Fig. 10.1
59-year-old male patient with endoscopically detected sigmoid colon carcinoma. Water enema multidetector CT (a, b) depicts a 5-cm long lesion with circumferential mural thickening and regular external borders, consistent with a T2 stage tumour. In another 52-year-old male patient with an endoscopically impassable stage sigmoid colon cancer, an enhancing mural thickening with pericolonic fat infiltration (T3 stage) and luminal stenosis is detected (c, d). In both cases water enema CT colonography allows comprehensive exploration of the upstream colon, nodal and visceral staging
Alternatively, tumours of the rectum are exquisitely visualized by means of external phased-array coils Magnetic Resonance Imaging (MRI) as solid rectal wall thickening with abnormal signal intensity and enhancement (Fig. 10.2). MRI comprehensively demonstrates the tumour height and size, its extramural growth, the presence of perirectal lymph nodes and the distance of the tumour from the key anatomic landmark represented by the mesorectal fascia [19, 20].
Fig. 10.2
60-year-old male patient with ulcerative colitis and endoscopic detection of rectosigmoid carcinoma. MRI including sagittal T2- (a), axial STIR (b) and post-contrast fat-suppressed (c–e) and unsuppressed (f) T1-weighted images effectively depicts 6-cm long circumferential full-thickness mural thickening, with strong contrast enhancement, irregular external margins, and at least one nodal metastasis (arrowheads) in the perivisceral fat
10.2 Low Rectal and Anal Carcinoma
An increased risk of anus and lower rectum carcinomas has been reported in patients with long-standing, severe perianal fistulizing Crohn’s disease (CD).

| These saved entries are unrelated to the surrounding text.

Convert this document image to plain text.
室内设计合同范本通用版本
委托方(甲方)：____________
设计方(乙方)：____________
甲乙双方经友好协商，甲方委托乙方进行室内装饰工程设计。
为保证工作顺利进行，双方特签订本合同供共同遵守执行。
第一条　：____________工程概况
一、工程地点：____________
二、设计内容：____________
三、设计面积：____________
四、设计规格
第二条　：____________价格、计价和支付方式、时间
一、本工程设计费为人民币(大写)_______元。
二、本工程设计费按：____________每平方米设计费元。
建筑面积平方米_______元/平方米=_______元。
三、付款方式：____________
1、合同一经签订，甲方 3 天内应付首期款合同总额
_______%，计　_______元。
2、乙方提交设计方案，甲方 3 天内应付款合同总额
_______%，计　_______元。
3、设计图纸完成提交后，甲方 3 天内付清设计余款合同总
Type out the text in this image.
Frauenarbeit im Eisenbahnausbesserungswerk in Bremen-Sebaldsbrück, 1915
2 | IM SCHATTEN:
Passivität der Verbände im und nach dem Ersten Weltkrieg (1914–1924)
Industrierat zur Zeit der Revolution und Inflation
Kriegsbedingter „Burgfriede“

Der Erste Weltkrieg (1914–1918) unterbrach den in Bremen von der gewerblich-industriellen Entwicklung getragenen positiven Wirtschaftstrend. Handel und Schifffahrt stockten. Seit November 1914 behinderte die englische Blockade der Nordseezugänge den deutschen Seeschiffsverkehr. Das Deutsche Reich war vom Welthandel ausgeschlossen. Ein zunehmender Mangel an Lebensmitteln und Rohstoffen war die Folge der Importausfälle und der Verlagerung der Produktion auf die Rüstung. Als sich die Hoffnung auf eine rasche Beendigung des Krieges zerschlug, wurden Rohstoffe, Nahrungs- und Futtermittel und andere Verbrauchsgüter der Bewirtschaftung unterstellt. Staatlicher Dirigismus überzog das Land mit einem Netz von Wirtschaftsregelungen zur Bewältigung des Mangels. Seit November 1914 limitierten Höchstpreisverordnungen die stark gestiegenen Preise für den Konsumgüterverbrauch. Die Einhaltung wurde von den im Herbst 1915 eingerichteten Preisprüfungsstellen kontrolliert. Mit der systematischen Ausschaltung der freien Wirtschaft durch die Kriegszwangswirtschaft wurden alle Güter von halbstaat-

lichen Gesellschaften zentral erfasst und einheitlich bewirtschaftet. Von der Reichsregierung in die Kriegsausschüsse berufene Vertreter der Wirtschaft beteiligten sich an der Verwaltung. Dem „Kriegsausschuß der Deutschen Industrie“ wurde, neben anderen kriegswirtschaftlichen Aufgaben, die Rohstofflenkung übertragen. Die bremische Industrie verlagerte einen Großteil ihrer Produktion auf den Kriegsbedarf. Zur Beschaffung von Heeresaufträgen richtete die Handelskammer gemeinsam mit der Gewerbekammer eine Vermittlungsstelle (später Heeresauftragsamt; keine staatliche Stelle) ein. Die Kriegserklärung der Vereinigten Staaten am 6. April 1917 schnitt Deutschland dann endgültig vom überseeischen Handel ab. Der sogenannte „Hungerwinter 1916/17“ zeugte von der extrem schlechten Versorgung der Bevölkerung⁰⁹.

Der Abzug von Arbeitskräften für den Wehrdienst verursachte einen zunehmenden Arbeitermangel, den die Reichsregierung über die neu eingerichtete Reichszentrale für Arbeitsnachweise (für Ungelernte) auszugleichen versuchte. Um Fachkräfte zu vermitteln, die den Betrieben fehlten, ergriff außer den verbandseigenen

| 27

In patients with CD, anal cancer occurs 20 years earlier than the general population, and reaches a 14 % proportion among all colorectal tumours, which is ten times higher than the usual figure. However exceptionally, anal tumours may occasionally develop also in patients with ulcerative colitis (UC)-related chronic perianal inflammation (Fig. 10.3). The hypothesized pathogenesis involves an easier access of Human Papillomavirus to the anal epithelial layers due to fistulas, and chronic mucosal regeneration ultimately leading to neoplastic changes [21, 22].
Fig. 10.3
39-year-old female with history of ulcerative colitis and perianal inflammation. Initial multiplanar MDCT (a, b) identified enhancing anal thickening (arrowheads) with right-sided vaginal infiltration and solid tissue (*) extending to reach the internal obturator muscle. After biopsy confirmation of SCAC and surgical debulking with colostomy, repeat MDCT (c, d) detected enlarging neoplastic residue (*). Shortly after chemoradiotherapy, MRI (e) detected the formation of a thick hypointense fibrotic band in the site of the regressed tumour (thin arrows). MRI follow-up (f) identified appearance of a contralateral enhancing tissue band interpreted as suspicious for local recurrence (arrow). After negative clinical reassessment and PET findings, this post-treatment finding remained stable on further MRI studies (not shown) (reprinted from Open Access Ref. no. 24)
The diagnosis of anal carcinoma in patients with IBD is usually unsuspected or delayed because of the pre-existent, unspecific complaints and because clinical assessment is hampered by complex inflammation with stricture and local pain. As a result, IBD-associated anal cancers are often advanced at presentation, may require extensive surgery plus chemo- and radiotherapy, and are associated with a severe prognosis [21–23].
Therefore, patients with long-standing IBD-related perianal inflammatory disease should undergo clinical and imaging surveillance, particularly when new or changed symptoms develop. Radiologists should be aware of the increased risk for anorectal cancer in middle-aged IBD patients, and clearly report any solid tissue as suspicious for neoplasm and suggest biopsy [21–24].
Currently, MRI represents the imaging modality of choice for primary regional staging of anal cancer. Solid neoplastic tissue shows low- to intermediate T1 signal intensity, T2- and STIR hypersignal superior to the internal reference standard represented by uninvolved anal sphincters and gluteal muscles, and positive enhancement after intravenous gadolinium contrast. Although with limited sensitivity compared to MRI, on CT images anal cancer may be detected as solid, enhancing nodules or masses within the anus, with progressive heterogeneity with increasing size [24–26].
As recommended by the European Society for Medical Oncology (ESMO), MRI is the primary imaging modality to accurately stage anal cancer taking into account the maximum tumour diameter, possible invasion of adjacent organs and nodal involvement. After radio-chemotherapy, imaging follow-up with MRI complements clinical evaluation in the assessment of therapeutic response, and of possible recurrences [24–26].